We, the writers who opted for a residency, which would include room and board plus free admission to readings and lectures rather than attending a manuscript workshop, didn't get a name tag, nor the program booklet. All we've got to show that we're part of the conference is our meal ticket.

Thanks to a generous grant from the Washington Council of the Humanities readings and lectures will be free to everybody, not just conference attendants but also members of the community at large (the world so to speak).

Laurie Anderson repeats over and over in my mind: Nobody knows my name…
I make my own badge.

Check in Sunday July 13, 2008

Notes to self for next conference: Don't try to take contents of home office, especially not the hard copies of all research data, a crate and three bags of paperwork is way too much, especially when you don't take a look at more than one binder.
No need to bring coffee maker, java at the Commons is better than ever. Do bring the coil to heat water for cup a tea in the a.m. plus your favorite mug of course.

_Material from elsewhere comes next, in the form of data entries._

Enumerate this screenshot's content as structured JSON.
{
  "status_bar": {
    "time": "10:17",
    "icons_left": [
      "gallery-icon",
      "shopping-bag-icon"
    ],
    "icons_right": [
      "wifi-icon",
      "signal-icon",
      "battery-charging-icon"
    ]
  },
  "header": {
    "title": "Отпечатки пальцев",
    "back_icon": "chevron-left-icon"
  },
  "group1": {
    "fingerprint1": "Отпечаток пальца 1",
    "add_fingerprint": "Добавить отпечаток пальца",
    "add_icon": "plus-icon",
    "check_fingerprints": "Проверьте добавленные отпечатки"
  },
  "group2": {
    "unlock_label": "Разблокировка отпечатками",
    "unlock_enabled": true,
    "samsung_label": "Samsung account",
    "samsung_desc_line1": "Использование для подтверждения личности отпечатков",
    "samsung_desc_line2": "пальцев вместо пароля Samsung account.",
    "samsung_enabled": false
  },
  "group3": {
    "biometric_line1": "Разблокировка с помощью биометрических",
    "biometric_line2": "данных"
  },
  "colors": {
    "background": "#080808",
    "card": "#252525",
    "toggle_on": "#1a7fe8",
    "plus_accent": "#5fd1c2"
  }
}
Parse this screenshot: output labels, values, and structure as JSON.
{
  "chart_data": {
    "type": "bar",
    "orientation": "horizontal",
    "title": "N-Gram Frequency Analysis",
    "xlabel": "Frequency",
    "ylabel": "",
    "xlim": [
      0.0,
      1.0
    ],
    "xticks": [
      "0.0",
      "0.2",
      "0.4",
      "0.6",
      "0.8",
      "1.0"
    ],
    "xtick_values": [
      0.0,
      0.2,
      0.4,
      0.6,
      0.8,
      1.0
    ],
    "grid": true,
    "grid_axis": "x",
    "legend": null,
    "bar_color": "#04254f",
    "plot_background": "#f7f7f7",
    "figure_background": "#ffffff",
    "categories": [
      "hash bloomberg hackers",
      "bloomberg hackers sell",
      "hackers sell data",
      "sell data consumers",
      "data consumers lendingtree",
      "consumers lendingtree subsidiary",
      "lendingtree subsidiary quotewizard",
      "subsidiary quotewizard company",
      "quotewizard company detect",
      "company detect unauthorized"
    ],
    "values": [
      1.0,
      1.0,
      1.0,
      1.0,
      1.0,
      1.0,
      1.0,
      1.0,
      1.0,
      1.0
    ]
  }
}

Pack fleece vest and or jacket + long sleeved shirts, a hoody or a hat and black jeans
(what were you thinking bringing only tank tops shorts and summer dresses?).

Bring ear plugs, or at least some cotton balls, to keep northern wind from making Eustachian tube sing a tune of despair (also good for keeping your neighbor's a.m. phone conversations out of your personal space). Remember the knees! Don't get a room on the second floor of the dorm. And request a room away from the bathroom.

If you get an outdated mattress, ask for a newer one (I saw a couple of guys exchanging a neighbor's oldy). Pack some coat hangers. And don't forget the 'wetties'. The rooms DO have locks, just because you got a room without a lock in the overflow dorm the first time you came to the PTWC in 1995 doesn't mean there are no locks, when are you going to remember that? If you really have to change bags three times a day, keep pens in every single one of them. Bring the download cords for camera and other gadgets and don't forget the battery charger. Think to bring sunscreen and bug repellent (the latter for readings in the evening at the Memory Vault).